- Test-time scaling has taken the AI market by storm over the last few months
- The technique can help make AI smarter by selectively applying compute resources when they're needed
- This could aid AI proliferation
Much like Roy Kent on the pitch (oh hey, Ted Lasso fans), test-time scaling is here, it’s there, it’s every freaking where. But what exactly is the hot new commodity that has taken the artificial intelligence (AI) market by storm? And does it even matter?
The short answer to the latter is a resounding yes. In a wildly oversimplified nutshell, test-time scaling (also known as inference-time scaling) will make AI models more powerful and allow them to answer even more complex questions. That’s why OpenAI, Nvidia, Google and DeepSeek have all been chasing test-time scaling advancements recently.
But how exactly does it work? Well, according to Dave Salvator, Nvidia director of accelerated computing products, test-time scaling “involves applying additional compute at the time of inference to allow models to ‘think longer’ by generating additional reasoning tokens. These allow models to provide more accurate answers, particularly for problems that require more sophisticated reasoning.”

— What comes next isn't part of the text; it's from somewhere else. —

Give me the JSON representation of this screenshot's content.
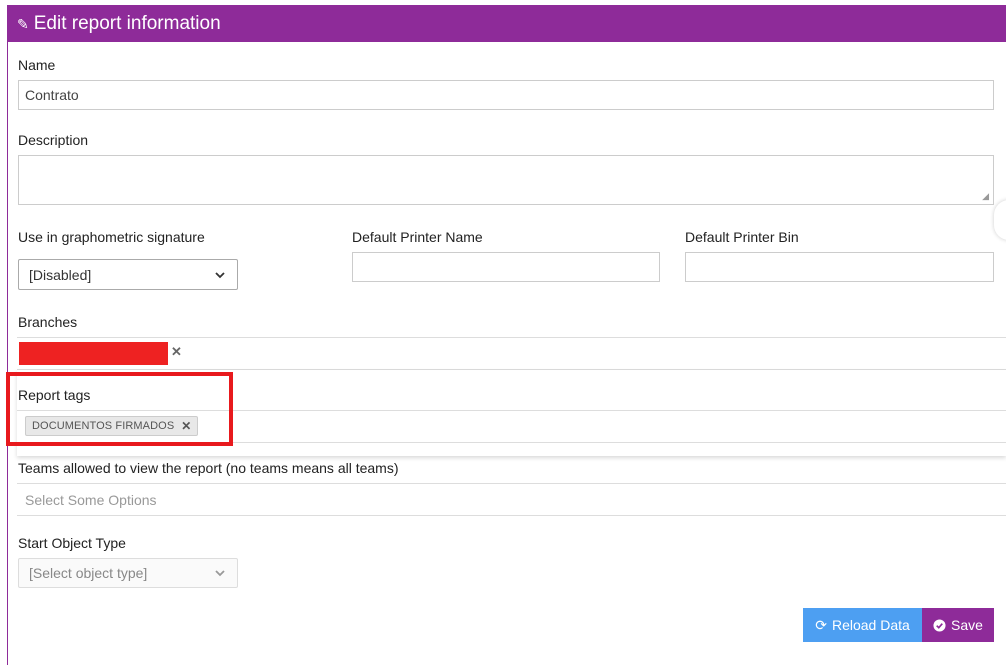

Think of it as the ultimate power-up in a video game.
It used to be that developers beefed up their models by adding more tokens and parameters in pre-training. Now, there are two more tools at their disposal, Salvator said: simple post-training, which involves adding data inputs, and test-time scaling. Nvidia CEO Jensen Huang talked about these three scaling vectors at CES 2025 last month.
Put it all together and “the combination of pre-training scaling, post-training, and inference time scaling provides many ways to scale to new levels of intelligence,” Salvator explained.
Great, but what does this mean on a practical level?
Well, as researchers from Google and the University of California, Berkeley, noted in a recent paper, “if pre-trained model size can be traded off for additional computation during inference, this would enable LLM deployment in use-cases where smaller on-device models could be used in place of datacenter scale LLMs.”
The read through can basically be summed up as AI everywhere.
Seems Gartner VP Analyst Chirag Dekate wasn’t kidding when he recently told Fierce “I would argue that the next phase of AI growth has just started.”